D'abord, je possède un ouvrage de H. KEHRIG intitulé "Le privilège des vins à Bordeaux", ouvrage que j'avais recherché pour expliquer une marque du même nom sur un objet appartenant à mon univers de la vigne et du vin.
Il s'agissait d'une pince bordelaise, appellation courante, mais également connue autrefois sous le nom de marteau à déguster. Cet outil à usages multiples était prisé des vignerons, maitres de chais et également courtiers/négociants en vin pour prélever les échantillons : une vrille ou foret dans l'une des branches marteaux, un marteau pour enfoncer les faussets, une tenaille crantée pour les enlever et une assette tranchante pour les araser. Mais ce n'est pas mon énigme, revenons à la tienne.
Marteau à déguster, une face marquée H. KEHRIG
Le même, éclaté ; la deuxième face est marquée BORDEAUX
Nous avons donc en commun deux objets estampillés H. KEHRIG. L'activité principale de KEHRIG n'était pas d'être écrivain, mais industriel dans les appareils de cave, avec une installation rue Notre Dame à Bordeaux.

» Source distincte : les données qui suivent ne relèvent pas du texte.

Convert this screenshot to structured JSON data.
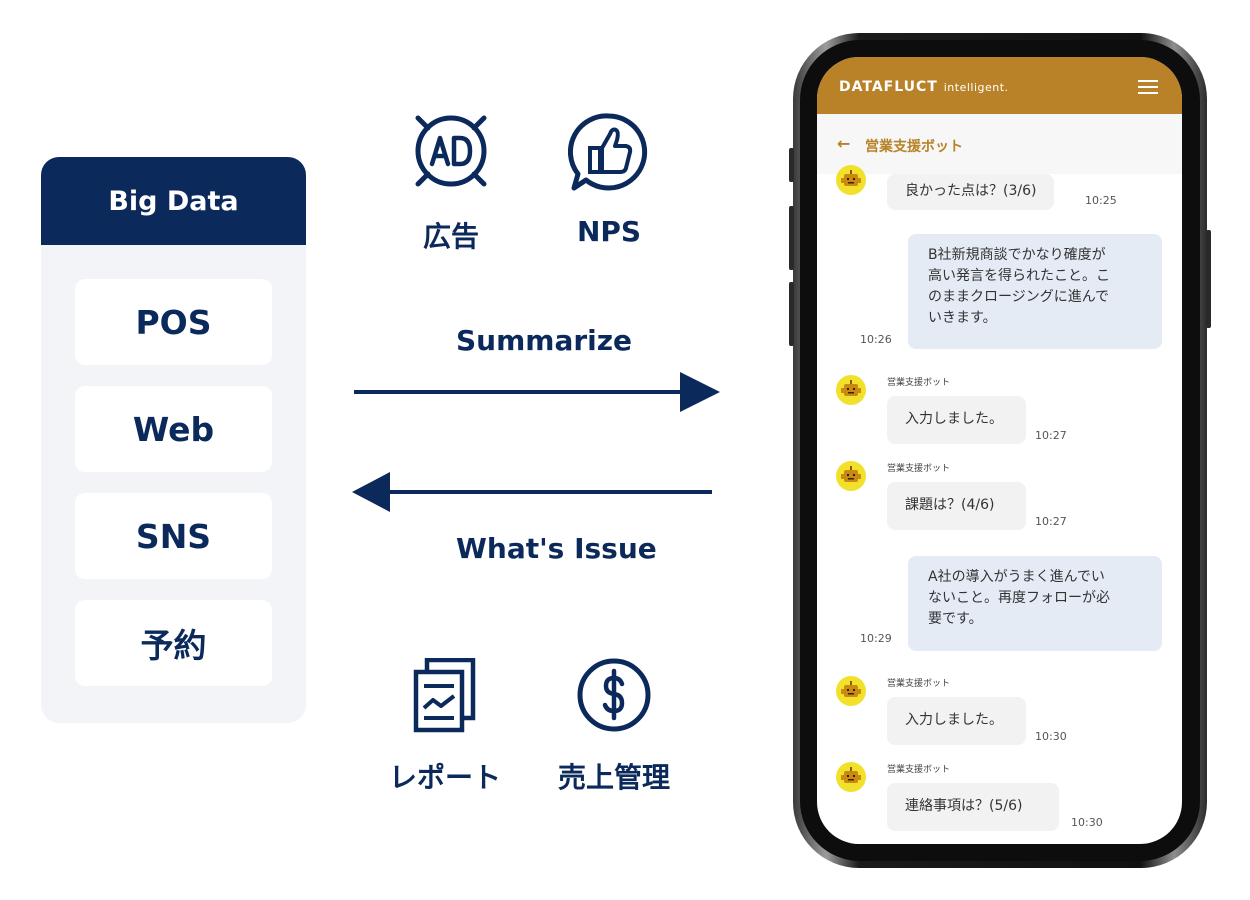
{
  "left_panel": {
    "header": "Big Data",
    "sources": [
      "POS",
      "Web",
      "SNS",
      "予約"
    ]
  },
  "icons": {
    "ad": "広告",
    "nps": "NPS",
    "report": "レポート",
    "sales": "売上管理"
  },
  "arrows": {
    "summarize": "Summarize",
    "issue": "What's Issue"
  },
  "phone": {
    "brand": "DATAFLUCT",
    "brand_suffix": "intelligent.",
    "back_icon": "←",
    "chat_title": "営業支援ボット",
    "messages": [
      {
        "sender": "bot",
        "text": "良かった点は？(3/6)",
        "time": "10:25"
      },
      {
        "sender": "user",
        "lines": [
          "B社新規商談でかなり確度が",
          "高い発言を得られたこと。こ",
          "のままクロージングに進んで",
          "いきます。"
        ],
        "time": "10:26"
      },
      {
        "sender": "bot",
        "name": "営業支援ボット",
        "text": "入力しました。",
        "time": "10:27"
      },
      {
        "sender": "bot",
        "name": "営業支援ボット",
        "text": "課題は？(4/6)",
        "time": "10:27"
      },
      {
        "sender": "user",
        "lines": [
          "A社の導入がうまく進んでい",
          "ないこと。再度フォローが必",
          "要です。"
        ],
        "time": "10:29"
      },
      {
        "sender": "bot",
        "name": "営業支援ボット",
        "text": "入力しました。",
        "time": "10:30"
      },
      {
        "sender": "bot",
        "name": "営業支援ボット",
        "text": "連絡事項は？(5/6)",
        "time": "10:30"
      }
    ]
  },
  "colors": {
    "navy": "#0b2a5b",
    "gold": "#b98228",
    "bot_avatar": "#f2e12a",
    "user_bubble": "#e4ebf5"
  }
}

Mes collections de vieux documents, factures, catalogues... m'ont permis de vérifier la présence de cette entreprise en 1869 (mais peut-être était-elle là avant…), 1879, 1893 et jusqu'en 1928 où KEHRIG apparaît comme agent à Bordeaux des Etablissements SEITZ.
Entêtes factures et catalogue SEITZ de 1928.
Je n'ai pas d'autre éléments, sinon que je me souviens avoir lu, mais ne retrouve pas la source, qu'il avait été président ou membre fondateur d'une association d'industriels, écrivait régulièrement dans la revue de cette association, ce qui justifie son ouvrage dans le cadre d'études et recherches.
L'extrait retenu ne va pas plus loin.